Friday, April 11, 2008

Rescuing the GOP

I was fairly satisfied with being a registered Republican for over 30 years. While I didn't agree with the party on every issue, I agreed with Democrats on far less. Being an independent didn't much appeal to me, because it seemed rather wishy washy, to tell the truth.

Besides, I got to indulge in my contrariness by being a Republican in Dem-dominated Massachusetts.
Now I live in Connecticut, where there's actually still a functioning GOP, so simply being contrary isn't a good enough stance. Picking a party is more significant when there's an actual consequence.

Bushism drove me out of the GOP this year. Very little about what I dislike about Bush seems authentically conservative to me, and I'm baffled why so many so-called conservatives are in his camp. Expansive government, unchecked spending, unwise foreign policy, corruption and valuing expediency over principle are not just bad when Democrats do them.

And I'll admit that I'm severely disillusioned by the whole Iraq affair. It may or may not have been a good idea, but I don't think there's any doubt at all that it was very badly executed. Indeed, it was so badly executed as to be criminal. There finally seems to be a general in charge who's been able to execute tactics and operations that may salvage something less than debacle from our war, although there's still no clear strategic vision guiding things. Still, Peraeus' and Gates' success is damning of Bush's leadership as commander in chief because nothing is being done now that couldn't have been done years ago. The success may come too late. Bush's inability to hold people accountable for failure fatally compromised his war leadership. The president's main job as CinC is to find generals who win and keep firing the losing ones until he does.

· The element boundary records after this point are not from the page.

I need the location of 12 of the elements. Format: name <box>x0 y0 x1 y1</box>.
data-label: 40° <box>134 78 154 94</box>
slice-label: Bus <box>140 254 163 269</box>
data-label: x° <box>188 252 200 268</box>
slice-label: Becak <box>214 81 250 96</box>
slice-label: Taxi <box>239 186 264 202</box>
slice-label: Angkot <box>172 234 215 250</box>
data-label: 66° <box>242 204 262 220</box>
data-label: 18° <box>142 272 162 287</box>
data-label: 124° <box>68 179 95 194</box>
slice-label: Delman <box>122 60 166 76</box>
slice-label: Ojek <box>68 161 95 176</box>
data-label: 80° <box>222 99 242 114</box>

Even all this, however, would not have been enough to drive me away. I'm more inclined to hope that McCain's approach to Iraq might possibly work something out than Obama's.

But I can't be in a party that supports torture.

And until the day that the Grand Old Party remembers that it was born out of the honorable and noble cause of human dignity and freedom that is wholly incompatible with the unholy, dishonorable and dehumanizing practice of torture and inhumane treatment, I'll be out.

The Democrats' flaws have improved not a whit. But they are the opposition party we have, and so they'll have to do. Right now their main good quality is that they're not Republicans. We'll need a little spell of them in power to clean out the rot. In the meantime maybe the Republicans will come to their senses.

Some may say that the Democrats are worse because they support abortion.

That gives some choice -- between the abortionists and the torturers, eh? Well, at the moment the torturers are doing more damage to America. Accepting torture means accepting the very same moral relativity that accepts abortion, really. The morally consistent position is to reject both.

Accepting torture has brought lawlessness and disregard for the Constitution into the very highest reaches of our government. We found out this week that specific torture techniques were discussed within the very walls of the White House among the highest officials of the government. U.S. cabinet officers! Shame.

Well, I'm out.

Only a party the repudiates Bush will be worthy of the legacy left by Reagan, Eisenhower, TR and Lincoln.
I'll vote for Democrats as long as I must, and for some select Republicans who seem to get it. But there will be an "I" next to my name in the voting lists from now on.